The second relates to the economy. The current cure to the virus has terrible consequences for the economy and frankly mental wellbeing. State and Federal governments have tried to do the right thing with a whole range of support measures. We should not see them as “stimulus” packages and really call them “safety support packages in difficult times”. Despite the record amounts offered, we believe more will be required and the support and spending will help most get to the other side. At best we are still facing a major recession and the dislocation of individuals and businesses requiring support will increase. At Statewide Super, we are ready to support individuals requiring help in terms of hardship claims, early access to super and guidance in meeting their retirement income needs.
The third relates to general confidence. Justifiably, “animal spirits” across consumers, businesses and investors has collapsed reflecting the economy. To re-emphasise my earlier point, the measures announced by policymakers will help and we suspect there will be more announcements. Nonetheless we expect confidence to remain low until we see some light at the end of this horrible tunnel.

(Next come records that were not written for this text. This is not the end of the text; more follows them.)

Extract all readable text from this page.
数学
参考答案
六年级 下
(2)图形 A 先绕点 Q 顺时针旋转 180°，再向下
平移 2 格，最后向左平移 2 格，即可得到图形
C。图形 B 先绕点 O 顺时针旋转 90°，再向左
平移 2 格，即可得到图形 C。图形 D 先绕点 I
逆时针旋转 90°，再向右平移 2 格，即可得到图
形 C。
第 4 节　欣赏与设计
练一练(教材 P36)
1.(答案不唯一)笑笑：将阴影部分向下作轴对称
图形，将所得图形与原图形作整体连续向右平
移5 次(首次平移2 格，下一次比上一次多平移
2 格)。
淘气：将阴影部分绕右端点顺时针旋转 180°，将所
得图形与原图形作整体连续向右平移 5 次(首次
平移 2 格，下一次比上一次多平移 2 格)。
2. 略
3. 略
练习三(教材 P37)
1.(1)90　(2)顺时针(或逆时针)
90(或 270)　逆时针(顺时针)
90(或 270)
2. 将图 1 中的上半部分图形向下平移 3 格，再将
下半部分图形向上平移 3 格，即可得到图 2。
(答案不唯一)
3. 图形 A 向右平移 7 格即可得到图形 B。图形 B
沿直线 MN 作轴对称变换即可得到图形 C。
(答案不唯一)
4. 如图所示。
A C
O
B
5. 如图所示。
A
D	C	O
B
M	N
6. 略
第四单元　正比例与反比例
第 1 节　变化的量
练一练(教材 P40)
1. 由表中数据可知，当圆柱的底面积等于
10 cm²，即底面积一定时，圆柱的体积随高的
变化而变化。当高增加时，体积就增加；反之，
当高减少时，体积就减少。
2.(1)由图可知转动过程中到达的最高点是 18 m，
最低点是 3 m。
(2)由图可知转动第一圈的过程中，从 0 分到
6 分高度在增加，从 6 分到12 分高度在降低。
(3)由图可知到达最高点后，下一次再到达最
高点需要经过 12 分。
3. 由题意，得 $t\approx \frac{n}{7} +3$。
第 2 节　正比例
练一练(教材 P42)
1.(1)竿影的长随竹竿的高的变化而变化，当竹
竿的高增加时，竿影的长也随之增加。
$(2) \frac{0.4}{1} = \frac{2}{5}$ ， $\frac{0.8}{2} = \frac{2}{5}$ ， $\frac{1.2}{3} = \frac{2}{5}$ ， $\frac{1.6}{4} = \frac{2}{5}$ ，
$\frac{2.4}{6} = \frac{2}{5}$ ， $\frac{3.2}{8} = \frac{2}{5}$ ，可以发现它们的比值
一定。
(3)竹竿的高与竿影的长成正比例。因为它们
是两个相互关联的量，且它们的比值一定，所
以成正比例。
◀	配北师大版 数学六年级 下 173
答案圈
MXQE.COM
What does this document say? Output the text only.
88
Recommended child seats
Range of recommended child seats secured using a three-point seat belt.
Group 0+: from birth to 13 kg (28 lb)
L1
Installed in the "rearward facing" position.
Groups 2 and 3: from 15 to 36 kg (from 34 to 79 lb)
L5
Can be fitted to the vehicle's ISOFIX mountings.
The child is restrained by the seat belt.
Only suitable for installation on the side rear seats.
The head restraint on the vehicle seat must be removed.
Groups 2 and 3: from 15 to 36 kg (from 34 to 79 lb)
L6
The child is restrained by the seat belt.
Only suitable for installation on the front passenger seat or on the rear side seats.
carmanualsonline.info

The last relates to markets and retirement savings. The markets have fallen and remain volatile as they adjust to the daily news flow of virus control, economy and investor confidence. We expect this to continue for a while. For those who are younger, this will not be your last market fall. I distinctly remember the last major fall in 2008/09 called the Global Financial crisis at the ripe young age of 42. By remaining at that time in Statewide Super’s default option (I’m still invested in that option), the negative returns over 6 months were easily reversed and doubled in value over the next 10 years. Bear markets are short and sharp in falls but create the environment for higher expected returns in the future. Young folks can get through this once employment and contributions come back and allow retirement savings to recover.
Older members are much more impacted by the falls. But here too there’s some comfort that an appropriate plan with a diversified lower risk option helps to cushion a good proportion of the falls. For example a conservative option typically falls by one quarter to one third in terms of returns compared to the Australian or Global stock market.
We are in strange times and the difficult road ahead will test all of us. Hopefully more support in the short term and also crucially maintaining a longer term strategy should provide a guide to see us through.